Finans hesabına gelince; Türkiye’nin yurtdışından taze kaynak bulmak bir yana, vadesi gelen borçların yenilenmesindeki güçlükler ülkenin net dış borç ödemek zorunda kalmasıyla sonuçlanıyor. Özellikle “sıcak paranın” ülkeyi terk etmesi, portföy yatırımlarında 4.5 milyar dolarla Ekim 2008’den beri en yüksek göçe kapı araladı. Büyük ölçüde yurtdışı banka borçlarını kapsayan diğer yatırımlar kaleminde de 1.281 milyon dolar net çıkış gerçekleşti. Finans hesabındaki 5.222 milyon dolarlık kanama, net hata ve noksan kaleminden kaynağı meçhul 3.752 milyon dolarlık para girişiyle kapatılmaya çalışıldı. Bu da yetmedi, Merkez Bankası rezervlerinden 2.805 milyon dolar eksilme yaşandı.
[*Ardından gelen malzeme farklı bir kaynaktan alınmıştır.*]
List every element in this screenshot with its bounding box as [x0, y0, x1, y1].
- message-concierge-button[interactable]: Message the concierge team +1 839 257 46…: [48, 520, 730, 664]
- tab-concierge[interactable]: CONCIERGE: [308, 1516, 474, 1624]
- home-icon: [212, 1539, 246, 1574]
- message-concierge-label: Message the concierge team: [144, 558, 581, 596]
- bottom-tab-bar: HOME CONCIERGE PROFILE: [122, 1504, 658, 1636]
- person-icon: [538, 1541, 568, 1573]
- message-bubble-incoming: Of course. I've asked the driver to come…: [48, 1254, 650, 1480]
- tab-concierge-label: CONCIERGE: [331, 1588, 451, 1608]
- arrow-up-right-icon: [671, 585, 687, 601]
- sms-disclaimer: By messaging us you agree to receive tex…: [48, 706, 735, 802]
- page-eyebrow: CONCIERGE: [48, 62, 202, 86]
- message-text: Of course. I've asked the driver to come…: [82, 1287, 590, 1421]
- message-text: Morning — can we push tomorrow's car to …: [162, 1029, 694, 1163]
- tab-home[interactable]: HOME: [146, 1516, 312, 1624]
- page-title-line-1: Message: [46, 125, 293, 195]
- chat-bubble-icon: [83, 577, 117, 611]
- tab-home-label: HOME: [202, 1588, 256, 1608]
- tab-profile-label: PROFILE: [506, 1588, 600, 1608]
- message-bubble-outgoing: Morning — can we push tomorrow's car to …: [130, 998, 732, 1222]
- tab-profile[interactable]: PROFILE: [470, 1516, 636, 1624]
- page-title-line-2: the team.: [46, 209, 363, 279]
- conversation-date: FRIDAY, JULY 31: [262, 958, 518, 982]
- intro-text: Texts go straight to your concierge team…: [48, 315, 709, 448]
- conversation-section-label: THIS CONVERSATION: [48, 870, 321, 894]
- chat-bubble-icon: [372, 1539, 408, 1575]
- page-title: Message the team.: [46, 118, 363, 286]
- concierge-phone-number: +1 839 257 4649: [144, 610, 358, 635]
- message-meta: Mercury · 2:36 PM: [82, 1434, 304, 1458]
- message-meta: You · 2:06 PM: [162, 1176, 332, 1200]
Yurtdışından taze kaynak girmemesi, aynı zamanda krizin bir sonucu olarak yurtiçi tasarrufların düşmesi banka kredilerini de daralmaya zorluyor. En son açıklanan veriler, mevduat bankalarının TL kredilerinin 7 Haziran’da biten hafta 8 milyar TL azalışla 1.359 milyar TL’den 1.351 milyar TL’ye gerilediğini gösterdi. Diğer bir ifadeyle ekonomide kötü seyir nisan ayı ödemeler dengesi rakamlarıyla sınırlı kalmayıp, haziran ayında da derinleşerek sürüyor.